I have found many other similar algorithms (many of which are listed, though not described, in this wikipedia article about streaming algorithms), but not this one. I particularly like it because it is as simple to implement as it is to describe.

But I'd like to learn more about its probabilistic characteristics- if I'm only interested in the top 100 items, what effect does using 1,000 counters instead of 100 counters have?

回答1:

You are talking about the notable Misra-Gries Algorithm, and Space-Saving Algorithm is a faster version of Misra-Gries Algorithm. Please check this lecture note for detail Streaming Algorithm Dartmouth sec 1.2.

One thing I want to point out is that this algorithm does not give you the top-k elements if you only used k counters, instead, it gives all elements with frequency > m / k, where m is the total length of the data stream.

Detailed analysis can be found in the lecture notes I attached.



回答2:

You may be looking for the "Frequent" algorithm. It uses k - 1 counters to find all elements that exceed 1/k of the total, and was published in 1982 by Misra and Gries. It's a generalization of Boyer and Moore's (or Fischer-Salzberg's) "Majority" algorithm, where k is 2. These and related algorithms are introduced in a helpful article, "The Britney Spears Problem."
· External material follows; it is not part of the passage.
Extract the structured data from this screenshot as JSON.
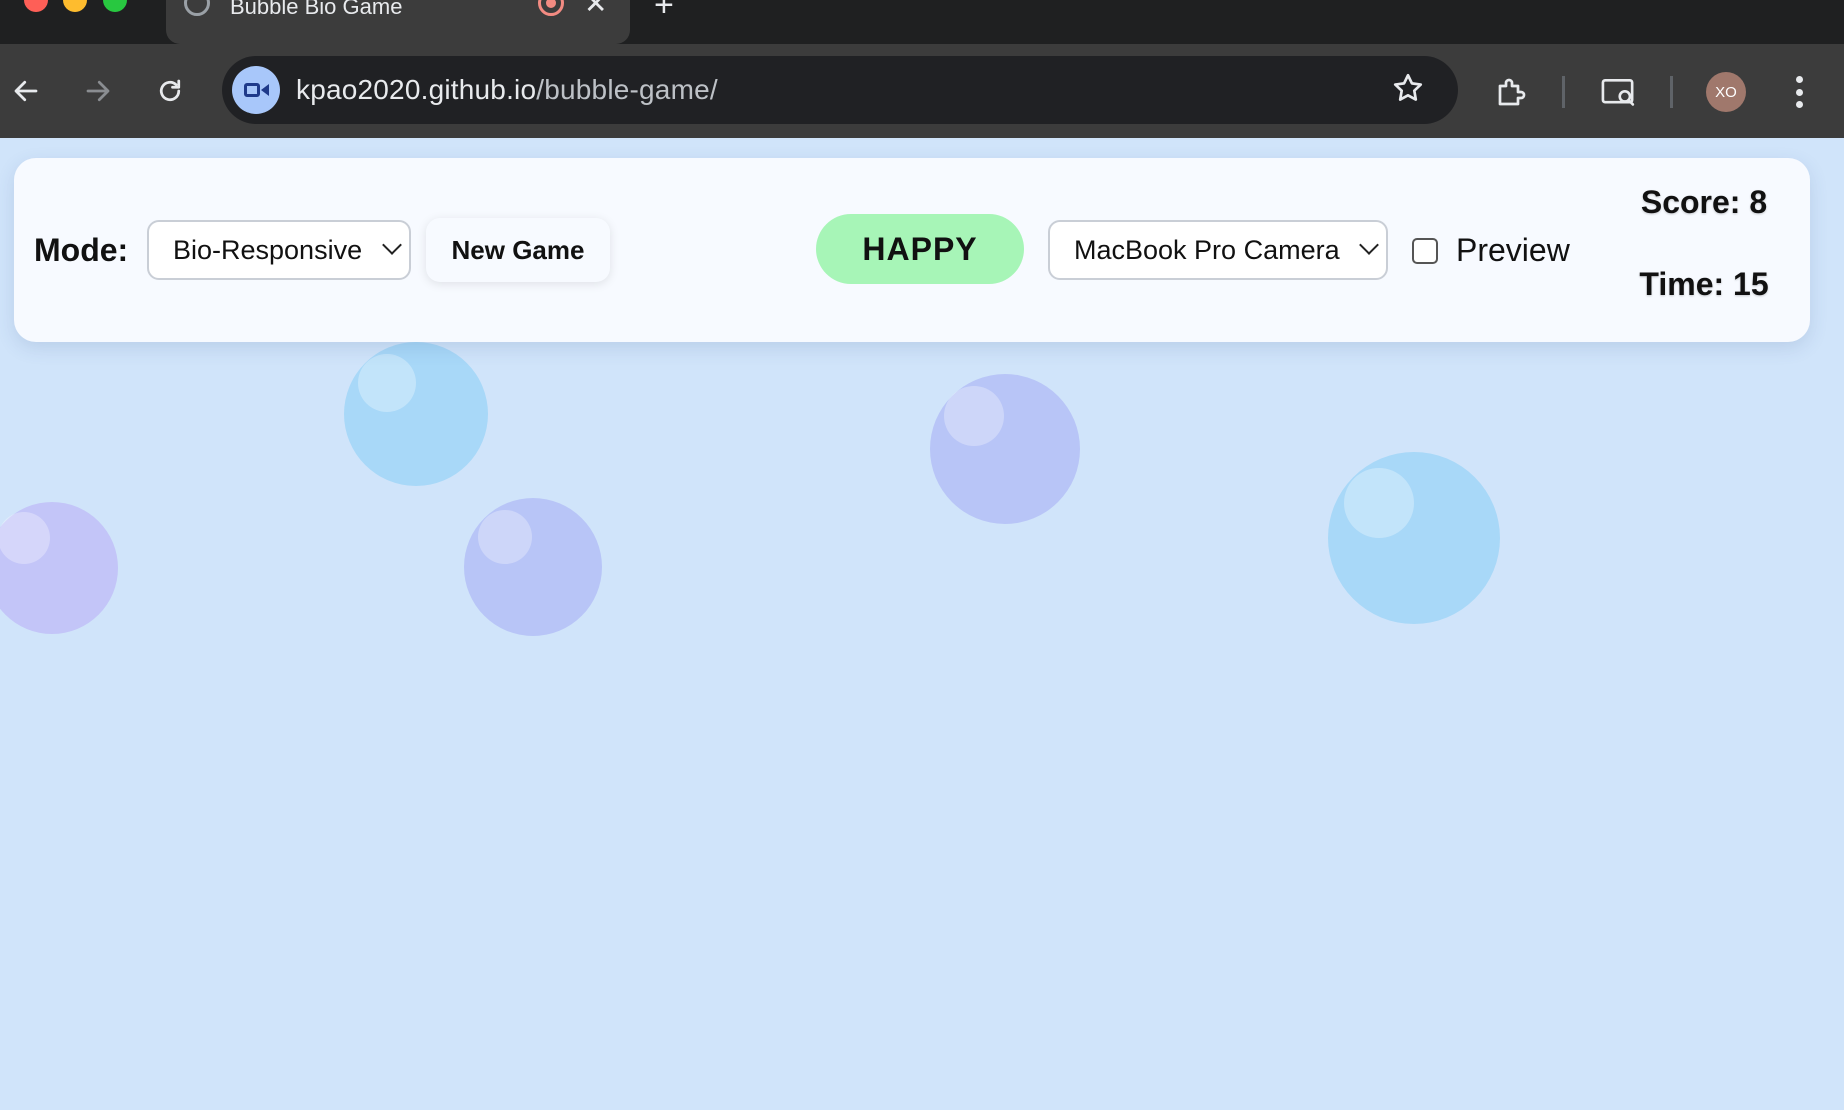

I give a detailed explanation of the algorithm elsewhere on StackOverflow, which I won't repeat here. The important point is that, after one pass, the counter values don't precisely indicate the frequency of an item; they can under-count by a margin that depends on the length of the stream and inversely on the number of counters (n / k). All of these algorithms (including Metwally's "SpaceSaving") require a second pass if you want an exact count rather than an estimate of frequency.



回答3:

That looks like the CPU cache replacement algoritme Least frequently used (LFU)

The algorithm: for each element,

  1. If the element does not already have a counter and counters < m, create a counter for the element and initialize to 1. a. if the cache is not full add the line.
  2. Else if the element does have a counter, increment it. a. increment the cache line counter
  3. Else if the element does not have a counter and counters > m, decrement an existing counter. If c reaches 0, replace its corresponding element, with the current element. (c is an index into the list of existing counters, where c increases in round robin fashion for each element that reaches this step.)

    • a. advance to the next candidate cache line
    • b. decrement the current candidates counter
    • c. if it hasn't reached zero go to a.
    • d. evict the cache line and replace it with the new.